La Correspondance d’Orient, qui est le journal de ce voyage entrepris par M. Michaud de compagnie avec M. Poujoulat, parut en sept volumes (1833-1835), et elle offre un intérêt très varié et très doux, quoiqu’on y pût désirer plus de naturel et de familiarité encore. Ces lettres tournent quelquefois au discours, et j’y voudrais un peu moins de périphrase ; par exemple, dès les premières lettres : « Quand nous avons passé devant Messine, le soleil était au milieu de son cours. » Pourquoi ne pas dire : Il était midi ? À part cette légère critique qui ne me vient à l’esprit que parce que ce sont des lettres, on se laisse aller agréablement à ce voyage, fait en toute bonne foi et sincérité. Quand le pèlerin arrive à Jérusalem, il ne s’exalte point pour trouver des paroles plus grandes que son impression ; il n’a point de cri à la manière des croisés. M. Michaud n’a jamais le cri, il reste dans ses nuances ; il dit ce qu’il sent, il confesse ce qu’il est, et les émotions rêveuses ou pieuses qu’il exprime nous arrivent dans une sorte de douceur et de modération d’autant plus persuasives. Il a une belle et touchante page sur la Voie douloureuse, sur ce chemin ensanglanté que parcourut l’Homme-Dieu portant sa croix dans sa marche au Calvaire.

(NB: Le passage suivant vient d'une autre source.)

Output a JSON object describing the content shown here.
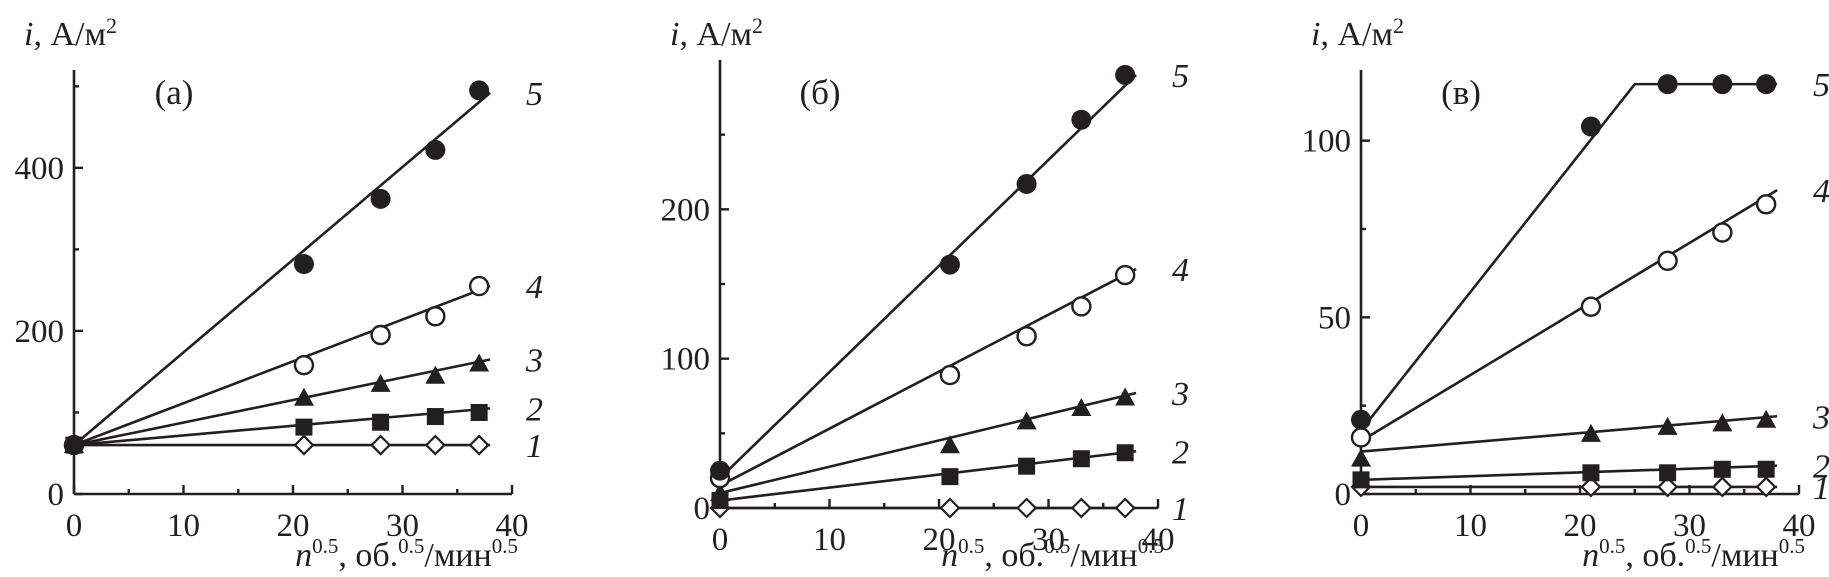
{
  "chart_data": [
    {
      "type": "scatter",
      "panel_label": "(а)",
      "ylabel_italic": "i",
      "ylabel_unit": ", А/м",
      "ylabel_sup": "2",
      "xlabel_italic": "n",
      "xlabel_sup1": "0.5",
      "xlabel_mid": ", об.",
      "xlabel_sup2": "0.5",
      "xlabel_slash": "/мин",
      "xlabel_sup3": "0.5",
      "xlim": [
        0,
        40
      ],
      "ylim": [
        0,
        520
      ],
      "xticks": [
        0,
        10,
        20,
        30,
        40
      ],
      "yticks": [
        0,
        200,
        400
      ],
      "x": [
        0,
        21,
        28,
        33,
        37
      ],
      "series": [
        {
          "name": "1",
          "marker": "diamond-open",
          "values": [
            60,
            60,
            60,
            60,
            60
          ],
          "fit": [
            [
              0,
              60
            ],
            [
              38,
              60
            ]
          ]
        },
        {
          "name": "2",
          "marker": "square",
          "values": [
            60,
            82,
            88,
            95,
            100
          ],
          "fit": [
            [
              0,
              60
            ],
            [
              38,
              105
            ]
          ]
        },
        {
          "name": "3",
          "marker": "triangle",
          "values": [
            60,
            118,
            135,
            145,
            160
          ],
          "fit": [
            [
              0,
              60
            ],
            [
              38,
              165
            ]
          ]
        },
        {
          "name": "4",
          "marker": "circle-open",
          "values": [
            60,
            158,
            195,
            218,
            255
          ],
          "fit": [
            [
              0,
              60
            ],
            [
              38,
              255
            ]
          ]
        },
        {
          "name": "5",
          "marker": "circle",
          "values": [
            60,
            282,
            362,
            422,
            495
          ],
          "fit": [
            [
              0,
              60
            ],
            [
              38,
              492
            ]
          ]
        }
      ]
    },
    {
      "type": "scatter",
      "panel_label": "(б)",
      "ylabel_italic": "i",
      "ylabel_unit": ", А/м",
      "ylabel_sup": "2",
      "xlabel_italic": "n",
      "xlabel_sup1": "0.5",
      "xlabel_mid": ", об.",
      "xlabel_sup2": "0.5",
      "xlabel_slash": "/мин",
      "xlabel_sup3": "0.5",
      "xlim": [
        0,
        40
      ],
      "ylim": [
        0,
        300
      ],
      "xticks": [
        0,
        10,
        20,
        30,
        40
      ],
      "yticks": [
        0,
        100,
        200
      ],
      "x": [
        0,
        21,
        28,
        33,
        37
      ],
      "series": [
        {
          "name": "1",
          "marker": "diamond-open",
          "values": [
            0,
            0,
            0,
            0,
            0
          ],
          "fit": [
            [
              0,
              0
            ],
            [
              38,
              0
            ]
          ]
        },
        {
          "name": "2",
          "marker": "square",
          "values": [
            5,
            21,
            28,
            33,
            37
          ],
          "fit": [
            [
              0,
              5
            ],
            [
              38,
              38
            ]
          ]
        },
        {
          "name": "3",
          "marker": "triangle",
          "values": [
            10,
            42,
            58,
            67,
            74
          ],
          "fit": [
            [
              0,
              10
            ],
            [
              38,
              77
            ]
          ]
        },
        {
          "name": "4",
          "marker": "circle-open",
          "values": [
            20,
            89,
            115,
            135,
            156
          ],
          "fit": [
            [
              0,
              15
            ],
            [
              38,
              160
            ]
          ]
        },
        {
          "name": "5",
          "marker": "circle",
          "values": [
            25,
            163,
            217,
            260,
            290
          ],
          "fit": [
            [
              0,
              20
            ],
            [
              38,
              290
            ]
          ]
        }
      ]
    },
    {
      "type": "scatter",
      "panel_label": "(в)",
      "ylabel_italic": "i",
      "ylabel_unit": ", А/м",
      "ylabel_sup": "2",
      "xlabel_italic": "n",
      "xlabel_sup1": "0.5",
      "xlabel_mid": ", об.",
      "xlabel_sup2": "0.5",
      "xlabel_slash": "/мин",
      "xlabel_sup3": "0.5",
      "xlim": [
        0,
        40
      ],
      "ylim": [
        0,
        120
      ],
      "xticks": [
        0,
        10,
        20,
        30,
        40
      ],
      "yticks": [
        0,
        50,
        100
      ],
      "x": [
        0,
        21,
        28,
        33,
        37
      ],
      "series": [
        {
          "name": "1",
          "marker": "diamond-open",
          "values": [
            2,
            2,
            2,
            2,
            2
          ],
          "fit": [
            [
              0,
              2
            ],
            [
              38,
              2
            ]
          ]
        },
        {
          "name": "2",
          "marker": "square",
          "values": [
            4,
            6,
            6,
            7,
            7
          ],
          "fit": [
            [
              0,
              4
            ],
            [
              38,
              8
            ]
          ]
        },
        {
          "name": "3",
          "marker": "triangle",
          "values": [
            10,
            17,
            19,
            20,
            21
          ],
          "fit": [
            [
              0,
              12
            ],
            [
              38,
              22
            ]
          ]
        },
        {
          "name": "4",
          "marker": "circle-open",
          "values": [
            16,
            53,
            66,
            74,
            82
          ],
          "fit": [
            [
              0,
              15
            ],
            [
              38,
              86
            ]
          ]
        },
        {
          "name": "5",
          "marker": "circle",
          "values": [
            21,
            104,
            116,
            116,
            116
          ],
          "fit": [
            [
              0,
              18
            ],
            [
              25,
              116
            ],
            [
              38,
              116
            ]
          ]
        }
      ]
    }
  ]
}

Après en avoir, l’Évangile en main, rappelé les stations principales et sacrées qui sont dans la mémoire des petits enfants :

Je ne suis, continue M. Michaud, ni un apôtre, ni un docteur, je ne suis pas même un disciple bien fervent ; je suis venu à Jérusalem, je dois l’avouer, non pour réformer les erreurs de ma vie, mais pour corriger les fautes d’un livre d’histoire. L’objet de mon voyage lointain pourrait bien ne pas trouver grâce devant une piété sévère, et, si j’avais la dévotion et les scrupules de nos vieux pèlerins, peut-être me faudrait-il revenir une seconde fois aux saints lieux et faire un nouveau pèlerinage pour expier ce qu’il y a de mondain et de profane dans celui que j’achève maintenant. Mais, quels que soient les motifs qui m’ont conduit, je n’ai point traversé cette Voie douloureuse sans éprouver une vive émotion et sans m’élever à de religieuses pensées.

Après avoir visité l’Égypte au retour, et avoir touché Malte au passage, M. Michaud revint en France à la fin de juillet 1831. Une révolution s’était accomplie pendant son absence, et avait emporté dans l’exil les rois de sa prédilection. Il continua de vivre en sage, ne s’étonnant de rien, fidèle à son passé, mais sans amertume, et accordant jusqu’à la fin aux choses un sourire doucement moqueur et désintéressé. Ceux qui l’ont vu à Passy, dans ses dernières années, savent combien il était resté aimable, indulgent, bon et malin, accueillant pour l’esprit, de quelque part qu’il vînt. Dès qu’il en reconnaissait dans quelqu’un, fût-ce d’un bord même opposé, l’épigramme cessait à l’instant sur ses lèvres : il avait de l’amitié pour l’esprit. On ne lui voyait aucun de ces préjugés qui isolent les vieillards et les préviennent contre les nouveaux venus qui arrivent par d’autres sentiers. J’en ai, pour ma part, éprouvé quelque chose. Il avait à tout instant de ces mots dont le caractère était la bonhomie et l’extrême finesse. Il était ce qu’on aurait nommé autrefois un gentil esprit, narquois, un peu risqué et pourtant de très bonne compagnie, d’une élégance naturelle, bien que très négligé sur sa personne ; il avait beau se couvrir de tabac et garder au doigt sa tache d’encre, on le sentait essentiellement distingué, fait pour plaire, et ayant tout le meilleur goût de l’ancienne société. À force même de regarder de son coin et d’observer, il trouvait des mots politiques assez forts et assez pénétrants. Il mourut et s’éteignit le 30 septembre 1839, à l’âge de soixante-douze ans, ayant gagné beaucoup à la vieillesse, et ayant fait de la santé la plus frêle et du souffle le plus mince un merveilleux usage pour la vie sociale et pour la pensée9.